Traits can also be setup for reflection using the reflect_trait attribute macro:

#[derive(Reflect)]
#[reflect(DoThing)]
struct MyType {
  value: String,
}

#[reflect_trait]
trait DoThing {
  fn do_thing(&self) -> String;
}

impl DoThing for MyType {
  fn do_thing(&self) -> String {
    format!("{} World!", self.value)
  }
}

This will generate a ReflectDoThing type we can use to dynamically access our types from a trait:

fn trait_reflection(type_registry: Res<AppTypeRegistry>) {
  // First, lets box our type as a Box<dyn Reflect>
  let reflect_value: Box<dyn Reflect> = Box::new(MyType {
    value: "Hello".to_string(),
  });

  // This means we no longer have direct access to MyType or its methods. We can only call Reflect
  // methods on reflect_value. What if we want to call `do_thing` on our type? We could
  // downcast using reflect_value.downcast_ref::<MyType>(), but what if we don't know the type
  // at compile time?

  // Normally in rust we would be out of luck at this point. Lets use our new reflection powers to
  // do something cool!
  let type_registry = type_registry.read();

  let reflect_do_thing = type_registry
    .get_type_data::<ReflectDoThing>(reflect_value.type_id())
    .unwrap();

  // We can use this generated type to convert our `&dyn Reflect` reference to a `&dyn DoThing`
  // reference
  let my_trait: &dyn DoThing = reflect_do_thing.get(&*reflect_value).unwrap();

  // Which means we can now call do_thing(). Magic!
  info!("{}", my_trait.do_thing());
}

Reflection and scenes

Scenes are serialized files (usually stored as .scn files) that contain a collection of entities and components that represent a snapshot of game data.

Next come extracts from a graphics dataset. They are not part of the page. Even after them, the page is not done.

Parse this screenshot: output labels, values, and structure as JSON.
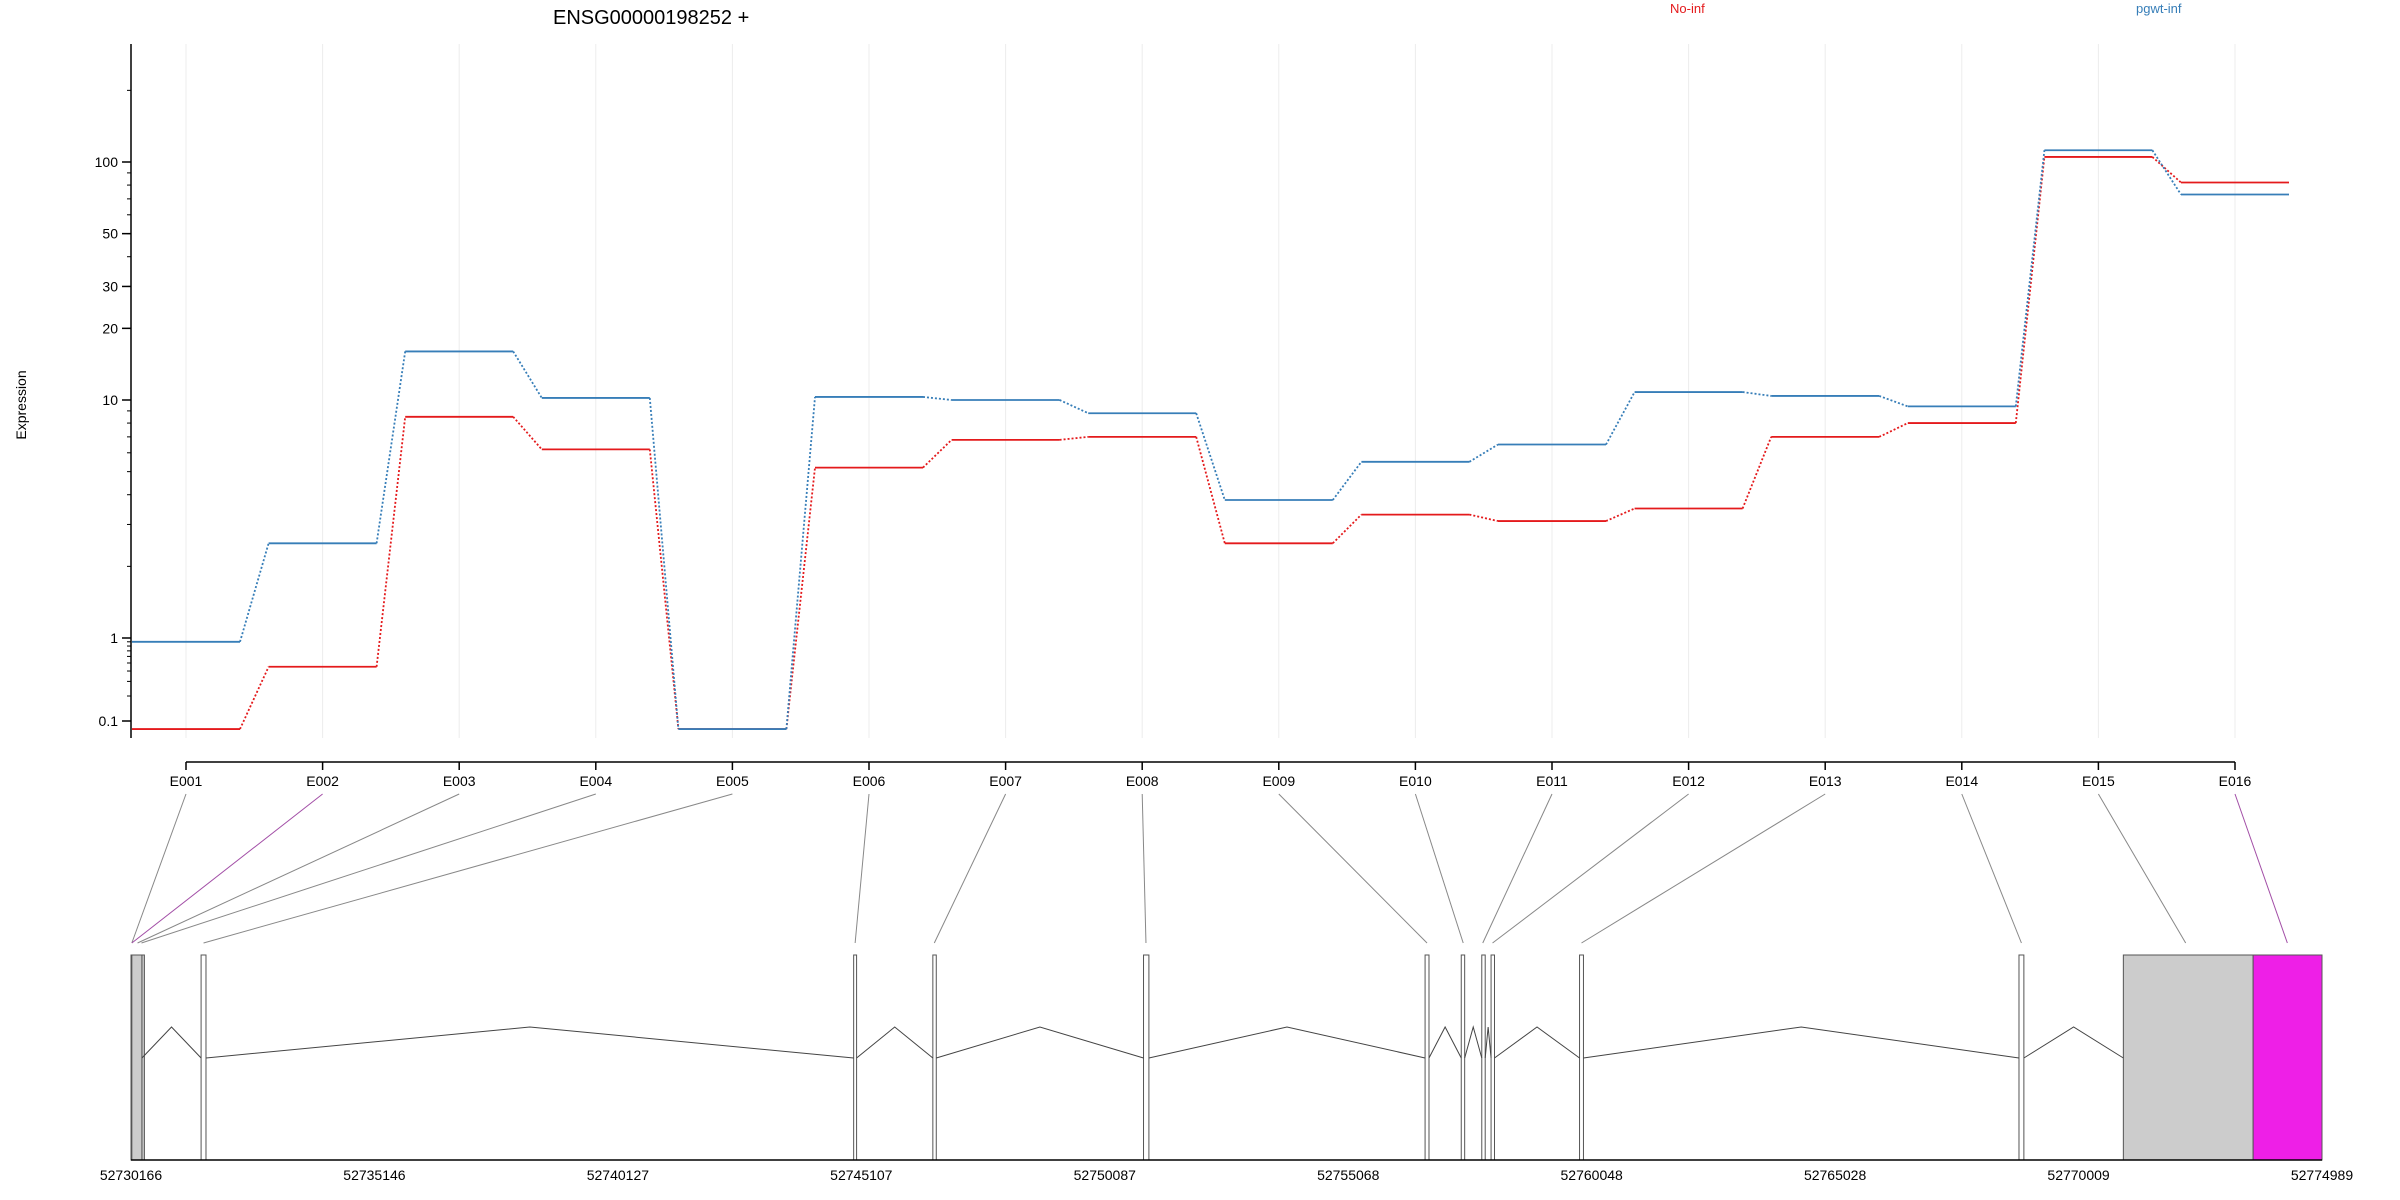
{
  "chart_data": {
    "type": "line",
    "title": "ENSG00000198252 +",
    "ylabel": "Expression",
    "xlabel": "",
    "y_scale": "log",
    "y_ticks": [
      "100",
      "50",
      "30",
      "20",
      "10",
      "1",
      "0.1"
    ],
    "y_tick_values": [
      100,
      50,
      30,
      20,
      10,
      1,
      0.1
    ],
    "grid": "vertical",
    "legend_placement": "top-right",
    "categories": [
      "E001",
      "E002",
      "E003",
      "E004",
      "E005",
      "E006",
      "E007",
      "E008",
      "E009",
      "E010",
      "E011",
      "E012",
      "E013",
      "E014",
      "E015",
      "E016"
    ],
    "series": [
      {
        "name": "No-inf",
        "color": "#e41a1c",
        "values": [
          0.08,
          0.45,
          8.5,
          6.2,
          0.08,
          5.2,
          6.8,
          7.0,
          2.5,
          3.3,
          3.1,
          3.5,
          7.0,
          8.0,
          105,
          82
        ]
      },
      {
        "name": "pgwt-inf",
        "color": "#377eb8",
        "values": [
          0.9,
          2.5,
          16,
          10.2,
          0.08,
          10.3,
          10.0,
          8.8,
          3.8,
          5.5,
          6.5,
          10.8,
          10.4,
          9.4,
          112,
          73
        ]
      }
    ],
    "gene_axis": {
      "start": 52730166,
      "end": 52774989,
      "tick_labels": [
        "52730166",
        "52735146",
        "52740127",
        "52745107",
        "52750087",
        "52755068",
        "52760048",
        "52765028",
        "52770009",
        "52774989"
      ]
    }
  },
  "colors": {
    "no_inf": "#e41a1c",
    "pgwt_inf": "#377eb8",
    "exon_highlight": "#ee1fe7",
    "exon_grey": "#cccccc",
    "connector": "#888888",
    "connector_highlight": "#a24ea6"
  }
}
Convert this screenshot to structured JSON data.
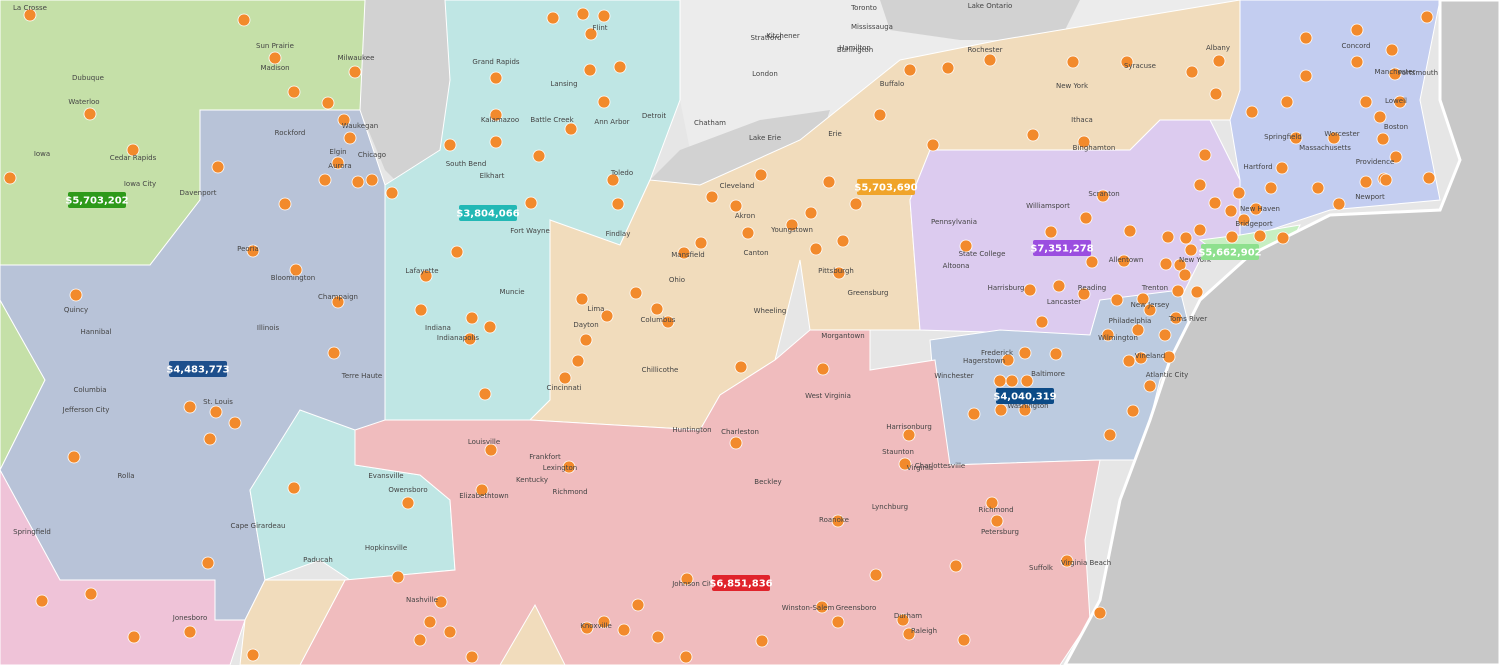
{
  "regions": [
    {
      "label": "$5,703,202",
      "color": "#2e9a1a"
    },
    {
      "label": "$3,804,066",
      "color": "#22b8b5"
    },
    {
      "label": "$5,703,690",
      "color": "#f0a42a"
    },
    {
      "label": "$7,351,278",
      "color": "#9b4ee0"
    },
    {
      "label": "$5,662,902",
      "color": "#8ee08e"
    },
    {
      "label": "$4,483,773",
      "color": "#1d4f8c"
    },
    {
      "label": "$4,040,319",
      "color": "#0b4a86"
    },
    {
      "label": "$6,851,836",
      "color": "#e0232b"
    }
  ],
  "places": [
    "La Crosse",
    "Madison",
    "Sun Prairie",
    "Milwaukee",
    "Waukegan",
    "Chicago",
    "Elgin",
    "Aurora",
    "Rockford",
    "Dubuque",
    "Cedar Rapids",
    "Iowa City",
    "Davenport",
    "Waterloo",
    "Bloomington",
    "Champaign",
    "Peoria",
    "Quincy",
    "Hannibal",
    "Columbia",
    "Jefferson City",
    "St. Louis",
    "Rolla",
    "Cape Girardeau",
    "Springfield",
    "Jonesboro",
    "Paducah",
    "Hopkinsville",
    "Owensboro",
    "Evansville",
    "Terre Haute",
    "Lafayette",
    "Indianapolis",
    "Muncie",
    "Fort Wayne",
    "South Bend",
    "Elkhart",
    "Kalamazoo",
    "Grand Rapids",
    "Lansing",
    "Battle Creek",
    "Ann Arbor",
    "Detroit",
    "Flint",
    "Toledo",
    "Findlay",
    "Lima",
    "Dayton",
    "Columbus",
    "Cincinnati",
    "Chillicothe",
    "Mansfield",
    "Cleveland",
    "Canton",
    "Akron",
    "Youngstown",
    "Pittsburgh",
    "Wheeling",
    "Greensburg",
    "Morgantown",
    "Erie",
    "Buffalo",
    "Rochester",
    "Syracuse",
    "Ithaca",
    "Albany",
    "Binghamton",
    "Williamsport",
    "State College",
    "Altoona",
    "Harrisburg",
    "Lancaster",
    "Reading",
    "Allentown",
    "Scranton",
    "Philadelphia",
    "Trenton",
    "Wilmington",
    "Baltimore",
    "Washington",
    "Hagerstown",
    "Frederick",
    "Winchester",
    "Harrisonburg",
    "Staunton",
    "Charlottesville",
    "Lynchburg",
    "Richmond",
    "Petersburg",
    "Roanoke",
    "Charleston",
    "Huntington",
    "Beckley",
    "Lexington",
    "Louisville",
    "Frankfort",
    "Richmond",
    "Elizabethtown",
    "Nashville",
    "Knoxville",
    "Johnson City",
    "Greensboro",
    "Winston-Salem",
    "Durham",
    "Raleigh",
    "Virginia Beach",
    "Suffolk",
    "Atlantic City",
    "Vineland",
    "Toms River",
    "New York",
    "Bridgeport",
    "New Haven",
    "Hartford",
    "Springfield",
    "Worcester",
    "Providence",
    "Boston",
    "Lowell",
    "Manchester",
    "Concord",
    "Portsmouth",
    "Newport",
    "Toronto",
    "Mississauga",
    "Hamilton",
    "London",
    "Kitchener",
    "Lake Ontario",
    "Lake Erie",
    "Pennsylvania",
    "Ohio",
    "Indiana",
    "Illinois",
    "Kentucky",
    "Virginia",
    "West Virginia",
    "New York",
    "New Jersey",
    "Massachusetts",
    "Iowa",
    "Chatham",
    "Burlington",
    "Stratford"
  ]
}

Here is what a .scn file looks like:

(
  resources: {
    "scene::ResourceA": (
      score: 2,
    ),
  },
  entities: {
    4294967296: (
      components: {
        "bevy_transform::components::transform::Transform": (
          translation: (
            x: 0.0,
            y: 0.0,
            z: 0.0
          ),
          rotation: (
            x: 0.0,
            y: 0.0,
            z: 0.0,
            w: 1.0,
          ),
          scale: (
            x: 1.0,
            y: 1.0,
            z: 1.0
          ),
        ),
        "scene::ComponentB": (
          value: "hello",
        ),
        "scene::ComponentA": (
          x: 1.0,
          y: 2.0,
        ),
      },
    ),
    4294967297: (
      components: {
        "scene::ComponentA": (
          x: 3.0,
          y: 4.0,
        ),
      },
    ),
  }
)

We don't write these by hand, instead we use the bevy_scene crate to serialize our scenes and save them to disk.

Bevy will take these files, and use reflection to deserialize them into the actual components and types your game needs.